Она подошла и поцеловала у него руку, он поцеловал у нее.

– Прикажи подавать…

Когда поехали дальше, он хмуро думал: «Да, как прелестна была! Волшебно прелестна!» Со стыдом вспоминал свои последние слова и то, что поцеловал у ней руку и тотчас стыдился своего стыда. «Разве неправда, что она дала мне лучшие минуты жизни?»

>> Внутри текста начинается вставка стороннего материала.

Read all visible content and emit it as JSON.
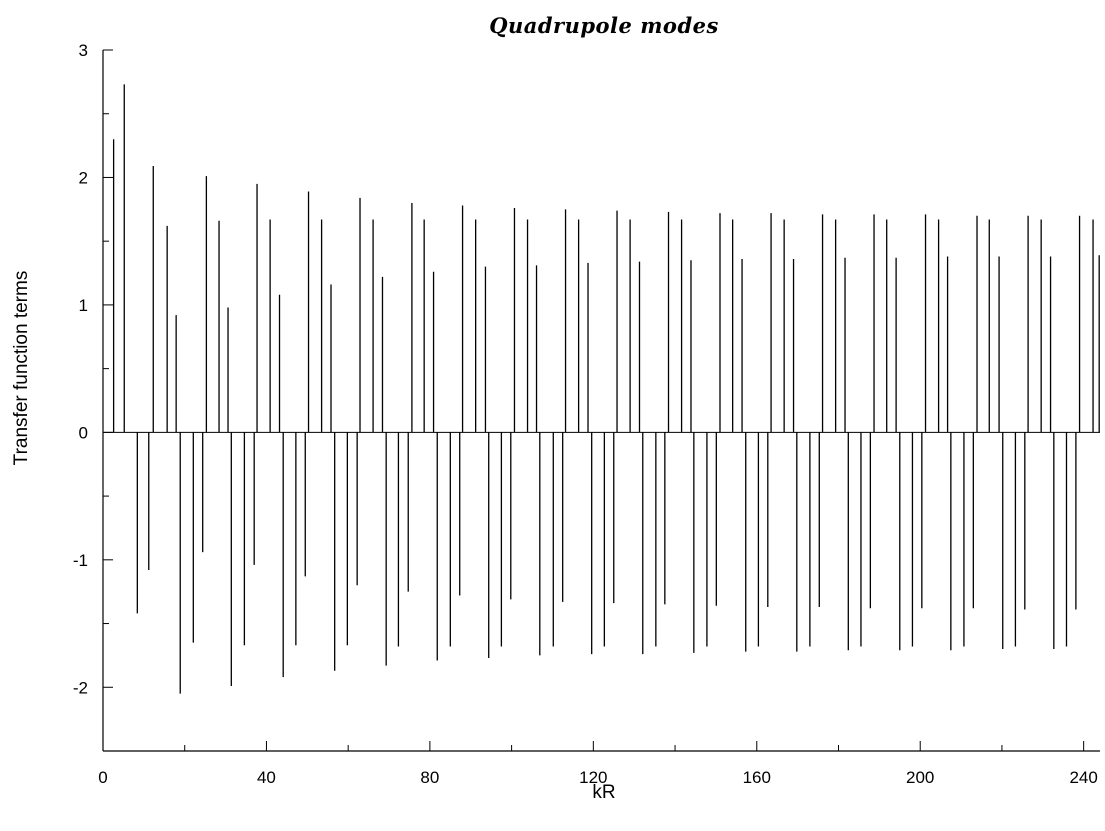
{
  "chart_data": {
    "type": "bar",
    "subtype": "stem",
    "title": "Quadrupole  modes",
    "xlabel": "kR",
    "ylabel": "Transfer  function  terms",
    "xlim": [
      0,
      244
    ],
    "ylim": [
      -2.5,
      3
    ],
    "xticks": [
      0,
      40,
      80,
      120,
      160,
      200,
      240
    ],
    "yticks": [
      -2,
      -1,
      0,
      1,
      2,
      3
    ],
    "x_minor_step": 20,
    "y_minor_step": 0.5,
    "grid": false,
    "series": [
      {
        "x": [
          2.6,
          5.2,
          8.4,
          11.2,
          12.3,
          15.7,
          17.9,
          18.9,
          22.1,
          24.4,
          25.3,
          28.4,
          30.6,
          31.4,
          34.6,
          37.0,
          37.7,
          40.9,
          43.2,
          44.1,
          47.2,
          49.5,
          50.3,
          53.5,
          55.8,
          56.7,
          59.8,
          62.2,
          62.9,
          66.1,
          68.4,
          69.3,
          72.3,
          74.7,
          75.6,
          78.6,
          80.9,
          81.8,
          85.0,
          87.3,
          88.0,
          91.2,
          93.6,
          94.4,
          97.5,
          99.8,
          100.7,
          103.9,
          106.1,
          106.9,
          110.2,
          112.5,
          113.2,
          116.4,
          118.7,
          119.6,
          122.7,
          125.0,
          125.8,
          129.0,
          131.3,
          132.1,
          135.3,
          137.5,
          138.4,
          141.6,
          143.9,
          144.6,
          147.8,
          150.1,
          151.0,
          154.1,
          156.4,
          157.3,
          160.4,
          162.7,
          163.5,
          166.7,
          169.0,
          169.8,
          173.0,
          175.3,
          176.1,
          179.3,
          181.6,
          182.4,
          185.5,
          187.8,
          188.7,
          191.8,
          194.1,
          195.0,
          198.1,
          200.4,
          201.3,
          204.5,
          206.7,
          207.5,
          210.7,
          213.0,
          213.9,
          216.9,
          219.3,
          220.2,
          223.3,
          225.6,
          226.4,
          229.6,
          231.9,
          232.7,
          235.8,
          238.1,
          239.0,
          242.3,
          243.8
        ],
        "values": [
          2.3,
          2.73,
          -1.42,
          -1.08,
          2.09,
          1.62,
          0.92,
          -2.05,
          -1.65,
          -0.94,
          2.01,
          1.66,
          0.98,
          -1.99,
          -1.67,
          -1.04,
          1.95,
          1.67,
          1.08,
          -1.92,
          -1.67,
          -1.13,
          1.89,
          1.67,
          1.16,
          -1.87,
          -1.67,
          -1.2,
          1.84,
          1.67,
          1.22,
          -1.83,
          -1.68,
          -1.25,
          1.8,
          1.67,
          1.26,
          -1.79,
          -1.68,
          -1.28,
          1.78,
          1.67,
          1.3,
          -1.77,
          -1.68,
          -1.31,
          1.76,
          1.67,
          1.31,
          -1.75,
          -1.68,
          -1.33,
          1.75,
          1.67,
          1.33,
          -1.74,
          -1.68,
          -1.34,
          1.74,
          1.67,
          1.34,
          -1.74,
          -1.68,
          -1.35,
          1.73,
          1.67,
          1.35,
          -1.73,
          -1.68,
          -1.36,
          1.72,
          1.67,
          1.36,
          -1.72,
          -1.68,
          -1.37,
          1.72,
          1.67,
          1.36,
          -1.72,
          -1.68,
          -1.37,
          1.71,
          1.67,
          1.37,
          -1.71,
          -1.68,
          -1.38,
          1.71,
          1.67,
          1.37,
          -1.71,
          -1.68,
          -1.38,
          1.71,
          1.67,
          1.38,
          -1.71,
          -1.68,
          -1.38,
          1.7,
          1.67,
          1.38,
          -1.7,
          -1.68,
          -1.39,
          1.7,
          1.67,
          1.38,
          -1.7,
          -1.68,
          -1.39,
          1.7,
          1.67,
          1.39
        ]
      }
    ]
  }
}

К закату проглянуло бледное солнце. Кучер гнал рысцой, все меняя черные колеи, выбирая менее грязные, и тоже что-то думал. Наконец сказал с серьезной грубостью:

– А она, ваше превосходительство, все глядела в окно, как мы уезжали. Верно, давно изволите знать ее?

– Давно, Клим.

– Баба – ума палата. И все, говорят, богатеет. Деньги в рост дает.

– Это ничего не значит.

– Как не значит! Кому ж не хочется получше пожить! Если с совестью давать, худого мало. И она, говорят, справедлива на это. Но крута! Не отдал вовремя – пеняй на себя.

– Да, да, пеняй на себя… Погоняй, пожалуйста, как бы не опоздать нам к поезду…

Низкое солнце желто светило на пустые поля, лошади ровно шлепали по лужам. Он глядел на мелькавшие подковы, сдвинув черные брови, и думал:

«Да, пеняй на себя. Да, конечно, лучшие минуты. И не лучшие, а истинно волшебные! „Кругом шиповник алый цвел, стояли темных лип аллеи…“ Но, боже мой, что же было бы дальше? Что, если бы я не бросил ее? Какой вздор! Эта самая Надежда не содержательница постоялой горницы, а моя жена, хозяйка моего петербургского дома, мать моих детей?»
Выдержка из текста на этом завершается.